La troisième période correspond à la présidence de Nicolas Sarkozy. Le sens originel de la mission des forces de la coalition s’est perdu. L’échec de l’interventionnisme militaire américain dans la région et de la stratégie de « guerre au terrorisme » de George Bush est patent. De la légitime défense, puis de la mission de sécurité et de formation de l’armée afghane, on est passé aujourd’hui à une « guerre de pacification », menacée d’enlisement et sans terme politique clair.

C’est dans ce contexte que nous nous sommes opposés à cette nouvelle politique. Ainsi, dès le mois d’avril 2008, nous avons exigé un changement de stratégie.

Qu’est-ce qu’un mois normal en Afghanistan ? Quatre membres d’une organisation humanitaire ont été assassinés le 13 août ; dix soldats français ont été tués dans une embuscade le 18 août ; enfin, une frappe aérienne américaine a coûté la vie à quatre-vingt-dix civils afghans le 22 août.

Certes, j’accueille avec précaution les informations émanant de l’OTAN et parues dans la presse internationale. Cependant, j’ai pu lire dans un quotidien national, dont le propriétaire, M. Olivier Dassault, s’y connaît en matière d’armement, que, « en Afghanistan, nos troupes manquent d’hélicoptères, de mortiers lourds et de canons, de blindés dignes de ce nom, d’équipements de protection et de brouillage, de drones, de munitions »… Est-il concevable d’envoyer nos troupes en Afghanistan dans de telles conditions ?

Voilà le bilan de ces années de guerre. Il faudra trouver les responsables d’un tel échec et savoir quand, comment et pourquoi les missions assignées et assumées de manière consensuelle à la fin de l’année 2001 ont dérivé. Il sera difficile de taire ce qui se profile : un désastre militaire et diplomatique !

Le piège tendu par le terrorisme se referme sur nous et sur nos soldats. Décidera-t-on dans l’émotion, ou en fonction de la raison ? Hélas ! Les chefs militaires le disent et le savent : il y aura probablement encore des victimes. C’est une guerre.

Du point de vue militaire, qui fait quoi en Afghanistan ? La confusion entre la mission de l’OTAN et de la FIAS et la mission américaine Enduring Freedom nuit à la cohérence et à l’efficacité. On doit donc modifier l’organisation du commandement. Travaillez-vous dans ce sens ? L’augmentation sans limites des forces militaires est-elle la solution ? Peut-on diviser les talibans, les affaiblir politiquement et les isoler de la population afghane, afin de refonder une alliance nationale modérée autour du président Karzaï ? Peut-on favoriser le développement économique et social alors que la culture du pavot est endémique et que la corruption gangrène l’administration de ce pays ?

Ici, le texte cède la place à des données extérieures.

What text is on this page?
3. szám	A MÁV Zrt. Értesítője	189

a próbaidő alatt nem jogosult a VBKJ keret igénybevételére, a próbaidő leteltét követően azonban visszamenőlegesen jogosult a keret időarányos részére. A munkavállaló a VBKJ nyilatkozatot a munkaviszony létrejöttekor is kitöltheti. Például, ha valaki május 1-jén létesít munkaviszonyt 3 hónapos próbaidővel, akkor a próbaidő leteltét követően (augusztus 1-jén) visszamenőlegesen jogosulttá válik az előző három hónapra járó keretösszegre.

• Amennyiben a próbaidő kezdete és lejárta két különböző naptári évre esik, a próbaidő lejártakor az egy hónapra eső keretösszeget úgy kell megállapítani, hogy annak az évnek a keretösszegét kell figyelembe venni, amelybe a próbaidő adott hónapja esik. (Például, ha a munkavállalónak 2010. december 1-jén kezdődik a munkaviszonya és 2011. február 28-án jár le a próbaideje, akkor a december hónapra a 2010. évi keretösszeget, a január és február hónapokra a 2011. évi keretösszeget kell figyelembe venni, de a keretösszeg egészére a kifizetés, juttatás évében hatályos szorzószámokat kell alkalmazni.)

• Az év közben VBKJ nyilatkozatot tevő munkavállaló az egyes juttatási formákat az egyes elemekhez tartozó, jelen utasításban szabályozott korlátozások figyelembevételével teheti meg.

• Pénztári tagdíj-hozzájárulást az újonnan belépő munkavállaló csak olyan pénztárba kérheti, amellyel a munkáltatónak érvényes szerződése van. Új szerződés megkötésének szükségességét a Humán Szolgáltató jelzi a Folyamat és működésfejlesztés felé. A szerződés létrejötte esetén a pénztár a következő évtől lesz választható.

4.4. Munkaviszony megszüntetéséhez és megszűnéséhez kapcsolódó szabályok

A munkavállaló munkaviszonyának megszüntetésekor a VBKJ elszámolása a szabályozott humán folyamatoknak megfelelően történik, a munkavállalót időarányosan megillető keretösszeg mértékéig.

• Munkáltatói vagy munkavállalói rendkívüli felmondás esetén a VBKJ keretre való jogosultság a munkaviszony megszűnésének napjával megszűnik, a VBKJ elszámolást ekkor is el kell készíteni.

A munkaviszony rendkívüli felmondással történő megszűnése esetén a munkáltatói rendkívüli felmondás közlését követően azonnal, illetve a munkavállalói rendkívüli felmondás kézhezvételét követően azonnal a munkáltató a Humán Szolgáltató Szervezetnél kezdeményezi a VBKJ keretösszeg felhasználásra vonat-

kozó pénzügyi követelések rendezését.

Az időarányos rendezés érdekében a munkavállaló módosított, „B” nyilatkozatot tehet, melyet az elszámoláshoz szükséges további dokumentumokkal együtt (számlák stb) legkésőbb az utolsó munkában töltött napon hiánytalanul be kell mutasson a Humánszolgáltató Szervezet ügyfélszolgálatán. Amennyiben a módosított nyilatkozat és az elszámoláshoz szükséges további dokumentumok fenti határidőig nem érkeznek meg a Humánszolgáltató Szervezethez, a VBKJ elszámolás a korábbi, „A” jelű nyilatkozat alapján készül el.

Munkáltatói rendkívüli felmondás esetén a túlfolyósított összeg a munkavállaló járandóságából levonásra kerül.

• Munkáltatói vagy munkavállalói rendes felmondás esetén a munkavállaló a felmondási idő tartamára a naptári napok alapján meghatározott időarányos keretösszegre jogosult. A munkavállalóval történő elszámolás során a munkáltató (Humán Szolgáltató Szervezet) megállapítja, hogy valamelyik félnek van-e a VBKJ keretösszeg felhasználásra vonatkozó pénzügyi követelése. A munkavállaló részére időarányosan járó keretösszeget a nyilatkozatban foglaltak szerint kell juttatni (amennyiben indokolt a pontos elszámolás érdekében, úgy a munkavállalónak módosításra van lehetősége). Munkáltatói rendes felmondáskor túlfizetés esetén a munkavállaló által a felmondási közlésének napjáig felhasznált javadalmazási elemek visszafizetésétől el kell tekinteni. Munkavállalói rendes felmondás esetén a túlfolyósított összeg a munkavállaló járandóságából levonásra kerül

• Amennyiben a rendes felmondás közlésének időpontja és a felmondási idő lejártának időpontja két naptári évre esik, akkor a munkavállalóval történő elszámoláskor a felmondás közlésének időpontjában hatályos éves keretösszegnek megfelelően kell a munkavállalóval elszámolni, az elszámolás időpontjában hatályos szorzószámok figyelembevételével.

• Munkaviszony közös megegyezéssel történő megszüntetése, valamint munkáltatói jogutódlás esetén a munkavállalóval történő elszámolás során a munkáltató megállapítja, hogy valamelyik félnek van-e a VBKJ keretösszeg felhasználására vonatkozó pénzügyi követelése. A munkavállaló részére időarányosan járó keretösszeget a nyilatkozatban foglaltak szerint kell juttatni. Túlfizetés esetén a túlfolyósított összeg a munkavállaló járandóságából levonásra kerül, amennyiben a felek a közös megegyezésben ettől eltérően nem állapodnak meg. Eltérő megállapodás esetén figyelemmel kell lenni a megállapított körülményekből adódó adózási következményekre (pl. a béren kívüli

Les bombardements aveugles, provoquant de nombreuses victimes civiles, vont-ils continuer ? Avez-vous demandé aux Américains de cesser ces pratiques inacceptables ?

Depuis juillet 2008, George Bush a autorisé ses forces spéciales à frapper les sanctuaires talibans au Pakistan, décision lourde de conséquences pour toutes les forces armées présentes en Afghanistan, mais aussi pour l’exportation tous azimuts du terrorisme. Est-ce la bonne méthode que d’ouvrir un nouveau front, au Pakistan cette fois-ci ? Le président américain s’est-il concerté avec ses alliés avant de prendre cette décision ? La France a-t-elle été consultée, informée de ce tournant militaire stratégique ? A-t-elle donné son accord ?

Il est certain qu’un des éléments clés est l’existence pour les talibans d’une zone sanctuaire au Pakistan, liée à des affinités tribales, géographiques et religieuses. Faut-il continuer de jeter ce pays, déjà fragilisé, dans la marmite d’une nouvelle guerre civile ? Chacun mesure les conséquences possibles d’un tel chemin dans un pays qui détient l’arme nucléaire. On vient de voir ce qui s’est passé samedi dernier à l’hôtel Marriott d’Islamabad.

La représentation nationale avait droit à des réponses à toutes ces questions avant de se prononcer aujourd’hui. Mais l’urgence politique vous commande, et vous mettez à profit l’émotion pour faire taire la raison.

Il ne faut pas prolonger cette guerre. Pour sortir de la spirale de l’échec, il faut changer de stratégie en cherchant à éviter la cristallisation dans la population afghane de l’équation : forces de la coalition égalent forces d’occupation.

Nous voulons être unis dans la lutte contre le terrorisme, une lutte qui ne peut jamais être réduite à ses aspects « militaires ».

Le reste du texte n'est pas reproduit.